Par ailleurs, Mme [L], bien que visant dans ses écritures les dispositions relatives à la garantie des vices cachés, ne développe aucune argumentation sur ce fondement et n'établit dès lors ni l'existence d'un tel vice ni son antériorité à la vente.
Dès lors, le jugement dont appel sera confirmé en ce qu'il a rejeté ses demandes tendant à la résolution de la vente et au remboursement de la somme de 9 980 euros.
- Sur les demandes indemnitaires formées par Mme [L],
En l'absence de preuve d'un vice affectant le véhicule de nature à justifier la mise en cause de la société GH Auto Service au titre de son obligation de délivrance conforme ou de la garantie légale des vices cachés, le jugement dont appel sera confirmé, pour les motifs y exposés, en ce qu'il a rejeté les demandes indemnitaires formées par Mme [L] au titre des dépenses effectuées pour rendre le véhicule conforme, du coût de l'assurance du véhicule immobilisé au 28 mai 2019, du remboursement des intérêts et de l'assurance afférents à l'emprunt d'acquisition de celui-ci et de ses préjudices accessoires.
- Sur la demande subsidiaire d'expertise subsidiaire formée par Mme [L],
Aux termes de l'article 143 du code de procédure civile, les faits dont dépend la solution du litige peuvent, à la demande des parties ou d'office, être l'objet de toute mesure d'instruction légalement admissible.
L'article 144 du même code permet au juge d'ordonner des mesures d'instruction en tout état de cause, dès lors qu'il ne dispose pas d'éléments suffisants pour statuer.
Ces mesures d'instruction, revêtant un caractère facultatif, relèvent du pouvoir discrétionnaire du juge saisi qui n'est pas tenu de motiver spécialement son éventuel refus.
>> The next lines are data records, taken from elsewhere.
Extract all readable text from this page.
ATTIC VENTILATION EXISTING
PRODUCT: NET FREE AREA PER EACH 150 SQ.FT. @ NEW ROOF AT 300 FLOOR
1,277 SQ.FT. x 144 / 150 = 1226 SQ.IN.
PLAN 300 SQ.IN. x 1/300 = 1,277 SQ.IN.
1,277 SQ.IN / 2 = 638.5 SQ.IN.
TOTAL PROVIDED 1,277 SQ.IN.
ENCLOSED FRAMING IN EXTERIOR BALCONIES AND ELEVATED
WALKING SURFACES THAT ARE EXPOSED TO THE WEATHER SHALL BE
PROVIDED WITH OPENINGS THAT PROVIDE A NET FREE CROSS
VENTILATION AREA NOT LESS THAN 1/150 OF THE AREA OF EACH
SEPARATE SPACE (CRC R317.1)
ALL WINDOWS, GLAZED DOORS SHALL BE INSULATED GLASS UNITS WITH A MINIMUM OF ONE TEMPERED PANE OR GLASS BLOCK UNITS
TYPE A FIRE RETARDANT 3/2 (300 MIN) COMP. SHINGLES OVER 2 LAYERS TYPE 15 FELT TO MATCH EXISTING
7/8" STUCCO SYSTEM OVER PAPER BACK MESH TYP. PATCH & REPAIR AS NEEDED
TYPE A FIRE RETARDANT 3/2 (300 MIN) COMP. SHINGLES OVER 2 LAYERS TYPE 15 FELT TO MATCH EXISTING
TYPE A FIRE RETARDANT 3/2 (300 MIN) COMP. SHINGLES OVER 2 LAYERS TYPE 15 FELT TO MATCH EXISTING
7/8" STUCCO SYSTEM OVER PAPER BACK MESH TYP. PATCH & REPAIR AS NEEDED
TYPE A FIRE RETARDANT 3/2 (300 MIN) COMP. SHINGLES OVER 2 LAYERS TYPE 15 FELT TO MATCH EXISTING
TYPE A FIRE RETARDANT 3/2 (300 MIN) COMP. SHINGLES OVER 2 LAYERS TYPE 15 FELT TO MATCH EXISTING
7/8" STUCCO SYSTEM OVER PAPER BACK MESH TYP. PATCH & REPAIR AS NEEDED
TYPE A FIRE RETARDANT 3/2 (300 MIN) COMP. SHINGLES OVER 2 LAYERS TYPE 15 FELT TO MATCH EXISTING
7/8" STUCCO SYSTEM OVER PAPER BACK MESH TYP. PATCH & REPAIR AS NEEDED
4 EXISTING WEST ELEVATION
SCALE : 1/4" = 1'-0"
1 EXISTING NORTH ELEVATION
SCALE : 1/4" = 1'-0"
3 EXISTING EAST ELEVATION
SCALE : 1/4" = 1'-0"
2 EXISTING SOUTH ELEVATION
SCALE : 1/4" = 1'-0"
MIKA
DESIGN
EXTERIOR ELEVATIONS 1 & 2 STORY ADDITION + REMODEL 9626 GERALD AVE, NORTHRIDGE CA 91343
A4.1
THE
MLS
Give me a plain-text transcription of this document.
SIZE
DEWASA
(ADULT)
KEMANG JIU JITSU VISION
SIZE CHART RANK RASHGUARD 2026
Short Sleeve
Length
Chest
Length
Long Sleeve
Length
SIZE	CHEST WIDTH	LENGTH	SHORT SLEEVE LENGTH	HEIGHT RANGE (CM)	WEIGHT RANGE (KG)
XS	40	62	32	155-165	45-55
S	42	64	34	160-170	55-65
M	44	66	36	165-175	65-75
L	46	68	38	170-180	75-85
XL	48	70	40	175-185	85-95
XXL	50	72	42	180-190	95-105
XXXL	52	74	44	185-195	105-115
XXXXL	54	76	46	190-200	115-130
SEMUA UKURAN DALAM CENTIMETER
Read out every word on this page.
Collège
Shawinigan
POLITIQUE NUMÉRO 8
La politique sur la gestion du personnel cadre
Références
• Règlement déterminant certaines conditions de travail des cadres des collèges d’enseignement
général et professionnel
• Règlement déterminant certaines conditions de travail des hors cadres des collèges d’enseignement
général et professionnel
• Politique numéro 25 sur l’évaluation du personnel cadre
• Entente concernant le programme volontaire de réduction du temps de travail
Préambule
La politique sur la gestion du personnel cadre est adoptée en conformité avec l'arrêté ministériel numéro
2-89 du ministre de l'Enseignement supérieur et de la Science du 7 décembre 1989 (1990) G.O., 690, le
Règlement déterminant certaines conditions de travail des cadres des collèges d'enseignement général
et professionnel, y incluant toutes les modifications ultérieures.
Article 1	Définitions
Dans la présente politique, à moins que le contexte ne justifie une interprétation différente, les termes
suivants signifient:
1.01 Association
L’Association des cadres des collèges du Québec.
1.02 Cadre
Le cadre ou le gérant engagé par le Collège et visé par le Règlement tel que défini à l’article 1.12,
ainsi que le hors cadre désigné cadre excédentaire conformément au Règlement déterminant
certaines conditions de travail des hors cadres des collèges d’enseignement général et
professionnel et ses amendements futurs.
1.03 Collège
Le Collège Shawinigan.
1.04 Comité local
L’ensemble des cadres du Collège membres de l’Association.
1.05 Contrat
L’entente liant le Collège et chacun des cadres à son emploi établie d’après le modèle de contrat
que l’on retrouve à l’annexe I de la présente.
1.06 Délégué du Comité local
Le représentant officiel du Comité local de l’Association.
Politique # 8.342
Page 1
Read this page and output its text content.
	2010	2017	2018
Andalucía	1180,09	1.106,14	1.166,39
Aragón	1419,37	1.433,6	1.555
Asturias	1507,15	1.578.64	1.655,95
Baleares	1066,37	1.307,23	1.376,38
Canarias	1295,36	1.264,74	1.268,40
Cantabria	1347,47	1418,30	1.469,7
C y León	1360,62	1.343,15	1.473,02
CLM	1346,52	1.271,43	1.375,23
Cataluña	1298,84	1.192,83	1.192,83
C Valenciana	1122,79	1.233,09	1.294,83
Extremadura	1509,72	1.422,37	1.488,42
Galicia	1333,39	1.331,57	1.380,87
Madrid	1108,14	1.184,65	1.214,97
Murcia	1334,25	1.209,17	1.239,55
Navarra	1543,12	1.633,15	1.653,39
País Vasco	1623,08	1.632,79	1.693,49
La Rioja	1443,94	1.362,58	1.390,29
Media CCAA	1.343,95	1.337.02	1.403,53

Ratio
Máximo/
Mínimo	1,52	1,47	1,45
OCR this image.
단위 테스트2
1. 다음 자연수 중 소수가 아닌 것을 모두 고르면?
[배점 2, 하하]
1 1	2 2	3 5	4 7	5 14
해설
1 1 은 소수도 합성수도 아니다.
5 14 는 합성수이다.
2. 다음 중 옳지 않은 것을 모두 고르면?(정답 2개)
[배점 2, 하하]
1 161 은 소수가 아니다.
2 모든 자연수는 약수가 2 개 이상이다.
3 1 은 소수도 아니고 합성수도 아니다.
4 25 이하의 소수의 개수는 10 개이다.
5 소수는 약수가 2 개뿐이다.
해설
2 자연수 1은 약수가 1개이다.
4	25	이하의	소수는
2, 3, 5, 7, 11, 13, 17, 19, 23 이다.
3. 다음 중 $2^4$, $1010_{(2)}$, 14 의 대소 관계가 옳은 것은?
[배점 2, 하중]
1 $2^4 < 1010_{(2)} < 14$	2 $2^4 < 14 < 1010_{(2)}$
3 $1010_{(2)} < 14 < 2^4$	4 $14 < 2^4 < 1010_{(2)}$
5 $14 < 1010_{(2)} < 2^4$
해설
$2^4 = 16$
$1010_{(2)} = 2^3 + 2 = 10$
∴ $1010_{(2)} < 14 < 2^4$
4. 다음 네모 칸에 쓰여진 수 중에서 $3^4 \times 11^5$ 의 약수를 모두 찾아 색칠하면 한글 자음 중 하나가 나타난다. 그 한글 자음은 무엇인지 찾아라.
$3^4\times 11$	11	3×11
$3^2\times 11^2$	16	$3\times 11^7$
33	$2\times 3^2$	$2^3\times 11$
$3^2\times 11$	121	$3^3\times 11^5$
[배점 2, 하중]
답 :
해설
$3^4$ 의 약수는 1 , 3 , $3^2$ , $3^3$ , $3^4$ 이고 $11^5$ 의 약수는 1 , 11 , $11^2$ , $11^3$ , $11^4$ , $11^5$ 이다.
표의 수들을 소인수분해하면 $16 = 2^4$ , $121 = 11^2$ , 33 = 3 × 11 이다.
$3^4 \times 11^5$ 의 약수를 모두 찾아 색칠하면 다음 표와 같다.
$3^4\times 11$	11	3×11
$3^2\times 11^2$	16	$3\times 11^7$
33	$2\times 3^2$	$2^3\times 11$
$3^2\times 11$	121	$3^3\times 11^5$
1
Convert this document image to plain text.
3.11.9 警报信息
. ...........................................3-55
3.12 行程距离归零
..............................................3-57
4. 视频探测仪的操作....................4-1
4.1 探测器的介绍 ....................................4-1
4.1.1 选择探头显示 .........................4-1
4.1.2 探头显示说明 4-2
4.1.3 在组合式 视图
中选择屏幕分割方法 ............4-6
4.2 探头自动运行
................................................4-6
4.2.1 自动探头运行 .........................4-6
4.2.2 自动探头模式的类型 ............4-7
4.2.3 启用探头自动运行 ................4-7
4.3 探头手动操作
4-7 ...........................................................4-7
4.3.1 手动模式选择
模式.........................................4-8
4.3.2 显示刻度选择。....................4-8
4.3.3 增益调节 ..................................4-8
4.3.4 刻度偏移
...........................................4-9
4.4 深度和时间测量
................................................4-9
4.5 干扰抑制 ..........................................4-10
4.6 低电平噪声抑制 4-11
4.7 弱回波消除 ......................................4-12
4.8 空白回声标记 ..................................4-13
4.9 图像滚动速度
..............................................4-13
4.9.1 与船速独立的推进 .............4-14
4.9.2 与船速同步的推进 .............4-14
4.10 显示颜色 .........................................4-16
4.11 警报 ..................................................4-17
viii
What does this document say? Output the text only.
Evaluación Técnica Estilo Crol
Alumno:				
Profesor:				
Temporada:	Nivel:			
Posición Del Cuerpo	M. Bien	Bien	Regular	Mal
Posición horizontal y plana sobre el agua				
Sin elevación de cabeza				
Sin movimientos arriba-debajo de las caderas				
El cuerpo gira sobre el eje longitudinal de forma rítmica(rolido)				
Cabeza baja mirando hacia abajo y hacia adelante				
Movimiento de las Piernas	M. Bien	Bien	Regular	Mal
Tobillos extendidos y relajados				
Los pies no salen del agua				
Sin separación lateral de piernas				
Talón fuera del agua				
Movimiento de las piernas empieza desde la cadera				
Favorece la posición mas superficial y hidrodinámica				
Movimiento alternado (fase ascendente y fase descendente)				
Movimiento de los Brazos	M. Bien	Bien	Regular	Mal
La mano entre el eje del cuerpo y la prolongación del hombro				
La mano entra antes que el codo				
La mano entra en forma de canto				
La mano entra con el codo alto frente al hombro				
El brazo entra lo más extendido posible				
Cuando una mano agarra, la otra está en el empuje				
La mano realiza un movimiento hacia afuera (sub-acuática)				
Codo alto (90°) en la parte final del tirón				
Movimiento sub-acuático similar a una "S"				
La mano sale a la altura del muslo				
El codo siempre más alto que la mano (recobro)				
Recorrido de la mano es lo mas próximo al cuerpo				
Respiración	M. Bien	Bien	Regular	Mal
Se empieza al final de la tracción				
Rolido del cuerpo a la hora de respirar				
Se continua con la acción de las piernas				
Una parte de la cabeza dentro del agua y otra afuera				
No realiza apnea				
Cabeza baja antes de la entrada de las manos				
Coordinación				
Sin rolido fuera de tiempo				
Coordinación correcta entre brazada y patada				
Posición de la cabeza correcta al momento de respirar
Indépendamment du fait qu'il n'appartient pas à au juge de suppléer la carence probatoire d'une partie, la cour relève que Mme [L] n'a formé, pour la première fois en appel et du fait de sa qualité de demanderesse, une demande d'expertise qu'à titre subsidiaire, alors même que le jugement dont appel a été confirmé en ce qu'il a rejeté sa demande tendant à la résolution de la vente de sorte que sa demande d'expertise est devenue sans objet.
Par ces motifs,
La cour, statuant contradictoirement, après débats en audience publique et en avoir délibéré conformément à la loi :
Confirme, dans les limites de l'appel, le jugement rendu entre les parties le 23 mars 2021 par le tribunal judiciaire de Besançon ;
Y ajoutant, vu l'évolution du litige,
Constate que la demande d'expertise formée subsidiairement en appel par Mme [B] [L] est devenue sans objet ;
La condamne aux dépens d'appel ;
Et, vu l'article 700 du code de procédure civile, la déboute de sa demande.